使用增强学习来控制神经元连接机器人的设计策略

Design strategies for controlling neuron-connected robots using reinforcement learning

论文作者

Sawada, Haruto, Wake, Naoki, Sasabuchi, Kazuhiro, Takamatsu, Jun, Takahashi, Hirokazu, Ikeuchi, Katsushi

论文摘要

尽管利用生物神经元的计算对机器人控制的兴趣日益增加，但神经元连接机器人的上下文依赖性行为仍然是一个挑战。

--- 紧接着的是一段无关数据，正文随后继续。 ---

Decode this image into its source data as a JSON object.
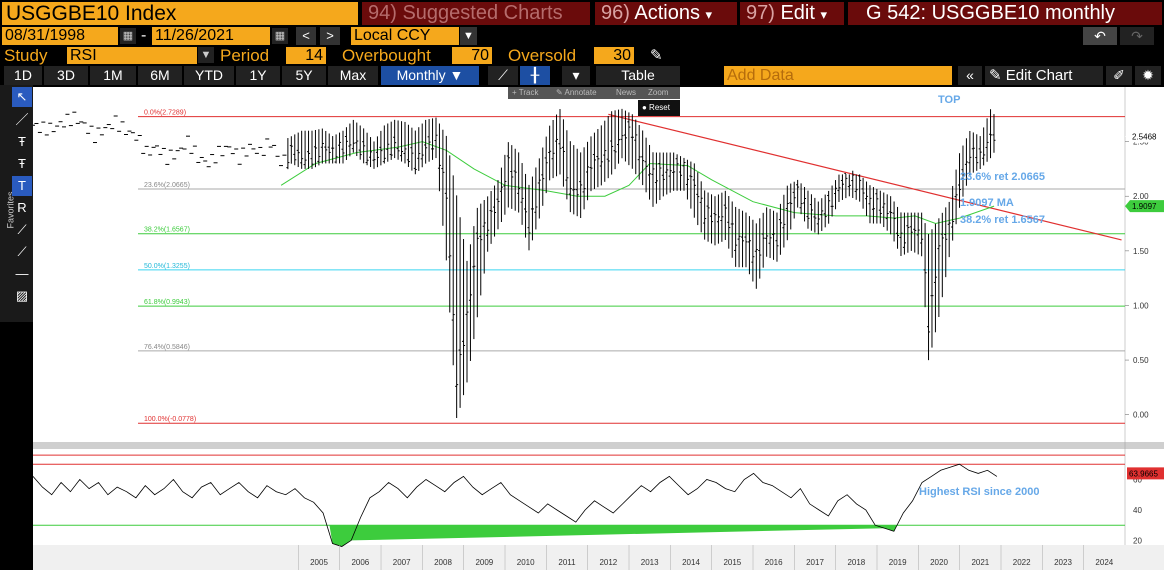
{
  "header": {
    "ticker": "USGGBE10 Index",
    "suggested": {
      "num": "94)",
      "label": "Suggested Charts"
    },
    "actions": {
      "num": "96)",
      "label": "Actions",
      "arrow": "▾"
    },
    "edit": {
      "num": "97)",
      "label": "Edit",
      "arrow": "▾"
    },
    "title": "G 542: USGGBE10 monthly"
  },
  "range": {
    "start": "08/31/1998",
    "dash": "-",
    "end": "11/26/2021",
    "currency": "Local CCY",
    "prev": "<",
    "next": ">",
    "undo": "↶",
    "redo": "↷"
  },
  "study": {
    "label": "Study",
    "value": "RSI",
    "period_label": "Period",
    "period": "14",
    "overbought_label": "Overbought",
    "overbought": "70",
    "oversold_label": "Oversold",
    "oversold": "30"
  },
  "toolbar": {
    "ranges": [
      "1D",
      "3D",
      "1M",
      "6M",
      "YTD",
      "1Y",
      "5Y",
      "Max"
    ],
    "frequency": "Monthly ▼",
    "table": "Table",
    "add_data": "Add Data",
    "collapse": "«",
    "edit_chart": "✎ Edit Chart"
  },
  "mini_toolbar": {
    "track": "+ Track",
    "annotate": "✎ Annotate",
    "news": "News",
    "zoom": "Zoom",
    "reset": "● Reset"
  },
  "favorites_label": "Favorites",
  "colors": {
    "accent": "#f5a81c",
    "header_red": "#6a0b0b",
    "price": "#ffffff",
    "ma": "#3dcc3d",
    "trend": "#e03030",
    "annotation": "#66a8e8",
    "rsi_band": "#e03030",
    "rsi_low": "#3dcc3d"
  },
  "chart_data": [
    {
      "type": "bar",
      "subtype": "ohlc",
      "series": [
        {
          "name": "USGGBE10",
          "x": [
            "1998-08",
            "1998-11",
            "1999-02",
            "1999-05",
            "1999-08",
            "1999-11",
            "2000-02",
            "2000-05",
            "2000-08",
            "2000-11",
            "2001-02",
            "2001-05",
            "2001-08",
            "2001-11",
            "2002-02",
            "2002-05",
            "2002-08",
            "2002-11",
            "2003-02",
            "2003-05",
            "2003-08",
            "2003-11",
            "2004-02",
            "2004-05",
            "2004-08",
            "2004-11",
            "2005-02",
            "2005-05",
            "2005-08",
            "2005-11",
            "2006-02",
            "2006-05",
            "2006-08",
            "2006-11",
            "2007-02",
            "2007-05",
            "2007-08",
            "2007-11",
            "2008-02",
            "2008-05",
            "2008-08",
            "2008-11",
            "2009-02",
            "2009-05",
            "2009-08",
            "2009-11",
            "2010-02",
            "2010-05",
            "2010-08",
            "2010-11",
            "2011-02",
            "2011-05",
            "2011-08",
            "2011-11",
            "2012-02",
            "2012-05",
            "2012-08",
            "2012-11",
            "2013-02",
            "2013-05",
            "2013-08",
            "2013-11",
            "2014-02",
            "2014-05",
            "2014-08",
            "2014-11",
            "2015-02",
            "2015-05",
            "2015-08",
            "2015-11",
            "2016-02",
            "2016-05",
            "2016-08",
            "2016-11",
            "2017-02",
            "2017-05",
            "2017-08",
            "2017-11",
            "2018-02",
            "2018-05",
            "2018-08",
            "2018-11",
            "2019-02",
            "2019-05",
            "2019-08",
            "2019-11",
            "2020-02",
            "2020-04",
            "2020-07",
            "2020-10",
            "2021-01",
            "2021-04",
            "2021-07",
            "2021-10",
            "2021-11"
          ],
          "close": [
            2.65,
            2.62,
            2.62,
            2.68,
            2.72,
            2.65,
            2.55,
            2.62,
            2.68,
            2.6,
            2.55,
            2.4,
            2.45,
            2.35,
            2.4,
            2.5,
            2.35,
            2.3,
            2.4,
            2.45,
            2.35,
            2.45,
            2.4,
            2.5,
            2.3,
            2.4,
            2.35,
            2.35,
            2.45,
            2.4,
            2.45,
            2.5,
            2.4,
            2.35,
            2.4,
            2.45,
            2.4,
            2.3,
            2.45,
            2.5,
            2.0,
            0.3,
            0.9,
            1.6,
            1.75,
            1.95,
            2.3,
            2.1,
            1.7,
            2.1,
            2.4,
            2.5,
            2.05,
            2.05,
            2.3,
            2.35,
            2.4,
            2.55,
            2.6,
            2.3,
            2.2,
            2.2,
            2.25,
            2.25,
            2.1,
            1.85,
            1.8,
            1.85,
            1.6,
            1.6,
            1.45,
            1.65,
            1.6,
            1.9,
            2.05,
            1.85,
            1.8,
            1.9,
            2.1,
            2.15,
            2.1,
            1.95,
            1.9,
            1.85,
            1.6,
            1.7,
            1.65,
            0.8,
            1.55,
            1.7,
            2.1,
            2.4,
            2.35,
            2.55,
            2.55
          ],
          "high": [
            2.75,
            2.7,
            2.7,
            2.75,
            2.8,
            2.72,
            2.65,
            2.7,
            2.75,
            2.68,
            2.65,
            2.55,
            2.55,
            2.5,
            2.5,
            2.6,
            2.5,
            2.45,
            2.55,
            2.55,
            2.5,
            2.55,
            2.55,
            2.6,
            2.5,
            2.55,
            2.6,
            2.6,
            2.62,
            2.55,
            2.6,
            2.7,
            2.62,
            2.5,
            2.65,
            2.7,
            2.68,
            2.6,
            2.7,
            2.72,
            2.55,
            2.0,
            1.4,
            1.9,
            2.0,
            2.15,
            2.5,
            2.4,
            2.1,
            2.35,
            2.65,
            2.8,
            2.5,
            2.4,
            2.55,
            2.65,
            2.78,
            2.8,
            2.75,
            2.6,
            2.4,
            2.4,
            2.4,
            2.35,
            2.3,
            2.05,
            2.0,
            2.05,
            1.9,
            1.85,
            1.75,
            1.9,
            1.85,
            2.1,
            2.15,
            2.05,
            1.95,
            2.05,
            2.2,
            2.2,
            2.2,
            2.1,
            2.05,
            2.0,
            1.85,
            1.85,
            1.85,
            1.65,
            1.8,
            1.95,
            2.4,
            2.6,
            2.55,
            2.8,
            2.75
          ],
          "low": [
            2.55,
            2.52,
            2.55,
            2.6,
            2.62,
            2.55,
            2.45,
            2.5,
            2.55,
            2.5,
            2.4,
            2.3,
            2.35,
            2.25,
            2.3,
            2.35,
            2.25,
            2.2,
            2.3,
            2.3,
            2.25,
            2.35,
            2.3,
            2.35,
            2.15,
            2.3,
            2.25,
            2.25,
            2.3,
            2.3,
            2.3,
            2.4,
            2.3,
            2.25,
            2.3,
            2.35,
            2.3,
            2.2,
            2.3,
            2.35,
            1.4,
            -0.05,
            0.3,
            0.9,
            1.5,
            1.7,
            1.9,
            1.85,
            1.5,
            1.8,
            2.15,
            2.2,
            1.85,
            1.8,
            2.05,
            2.1,
            2.2,
            2.35,
            2.25,
            2.1,
            1.9,
            2.0,
            2.05,
            2.05,
            1.8,
            1.6,
            1.55,
            1.6,
            1.35,
            1.35,
            1.15,
            1.45,
            1.4,
            1.6,
            1.9,
            1.7,
            1.65,
            1.75,
            1.95,
            2.0,
            1.95,
            1.75,
            1.75,
            1.65,
            1.45,
            1.5,
            1.45,
            0.48,
            0.9,
            1.45,
            1.9,
            2.2,
            2.25,
            2.35,
            2.4
          ]
        },
        {
          "name": "MA",
          "label": "1.9097 MA",
          "x": [
            "2004-08",
            "2005-06",
            "2006-06",
            "2007-06",
            "2008-01",
            "2008-08",
            "2009-04",
            "2010-01",
            "2011-01",
            "2011-10",
            "2012-06",
            "2013-01",
            "2013-07",
            "2014-06",
            "2015-01",
            "2016-01",
            "2017-01",
            "2018-01",
            "2018-10",
            "2019-06",
            "2019-12",
            "2020-06",
            "2021-01",
            "2021-11"
          ],
          "values": [
            2.1,
            2.3,
            2.4,
            2.45,
            2.5,
            2.42,
            2.25,
            2.1,
            2.05,
            2.0,
            2.0,
            2.1,
            2.3,
            2.28,
            2.15,
            1.95,
            1.85,
            1.82,
            1.82,
            1.8,
            1.82,
            1.75,
            1.8,
            1.91
          ]
        }
      ],
      "fibonacci": [
        {
          "label": "0.0%(2.7289)",
          "value": 2.7289
        },
        {
          "label": "23.6%(2.0665)",
          "value": 2.0665
        },
        {
          "label": "38.2%(1.6567)",
          "value": 1.6567
        },
        {
          "label": "50.0%(1.3255)",
          "value": 1.3255
        },
        {
          "label": "61.8%(0.9943)",
          "value": 0.9943
        },
        {
          "label": "76.4%(0.5846)",
          "value": 0.5846
        },
        {
          "label": "100.0%(-0.0778)",
          "value": -0.0778
        }
      ],
      "trendline": {
        "from": [
          "2012-07",
          2.75
        ],
        "to": [
          "2024-12",
          1.6
        ]
      },
      "annotations": {
        "top": "TOP",
        "ret236": "23.6% ret 2.0665",
        "ma": "1.9097 MA",
        "ret382": "38.2% ret 1.6567"
      },
      "last_price": "2.5468",
      "last_ma": "1.9097",
      "y_ticks": [
        "2.50",
        "2.00",
        "1.50",
        "1.00",
        "0.50",
        "0.00"
      ],
      "ylim": [
        -0.25,
        3.0
      ]
    },
    {
      "type": "line",
      "name": "RSI",
      "values": [
        62,
        55,
        50,
        58,
        52,
        60,
        54,
        58,
        50,
        55,
        52,
        48,
        56,
        50,
        54,
        60,
        52,
        48,
        55,
        58,
        50,
        54,
        58,
        52,
        48,
        56,
        52,
        50,
        54,
        48,
        45,
        38,
        18,
        16,
        20,
        35,
        48,
        52,
        58,
        54,
        48,
        55,
        60,
        56,
        52,
        58,
        62,
        55,
        50,
        54,
        58,
        50,
        46,
        42,
        38,
        44,
        40,
        36,
        32,
        40,
        46,
        42,
        38,
        44,
        50,
        56,
        52,
        58,
        62,
        56,
        50,
        54,
        60,
        58,
        54,
        52,
        60,
        64,
        58,
        56,
        52,
        48,
        54,
        44,
        40,
        36,
        46,
        50,
        44,
        40,
        30,
        28,
        26,
        38,
        46,
        58,
        62,
        66,
        68,
        70,
        66,
        64,
        66,
        62
      ],
      "last_value": "63.9665",
      "bands": [
        70,
        30
      ],
      "y_ticks": [
        "60",
        "40",
        "20"
      ],
      "annotation": "Highest RSI since 2000",
      "ylim": [
        17,
        80
      ]
    }
  ],
  "x_axis_years": [
    "2005",
    "2006",
    "2007",
    "2008",
    "2009",
    "2010",
    "2011",
    "2012",
    "2013",
    "2014",
    "2015",
    "2016",
    "2017",
    "2018",
    "2019",
    "2020",
    "2021",
    "2022",
    "2023",
    "2024"
  ]
}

这里与上下文有关的行为定义为行为，不是简单的感觉运动耦合的结果，而是基于对任务目标的理解。本文提出了基于任务目标以实现上下文依赖性行为的培训神经元相连的机器人的设计原理。首先，我们采用深入的强化学习（RL）来实现培训，以实现目标成就。其次，我们建议基于记录的神经数据作为概率分布，旨在表示生理上有效的神经动力学，同时避免使用高计算成本进行复杂的建模。此外，我们建议在培训期间更新模拟器，以弥合模拟和真实设置之间的差距。实验表明，机器人逐渐学到了钢管平衡和机器人导航任务中的上下文依赖性行为。此外，学识渊博的政策对基于新的神经数据的神经模拟器有效，并且在训练过程中更新模拟器来增加任务性能。这些结果表明，所提出的设计原理对神经元连接机器人的上下文依赖性行为具有有效性。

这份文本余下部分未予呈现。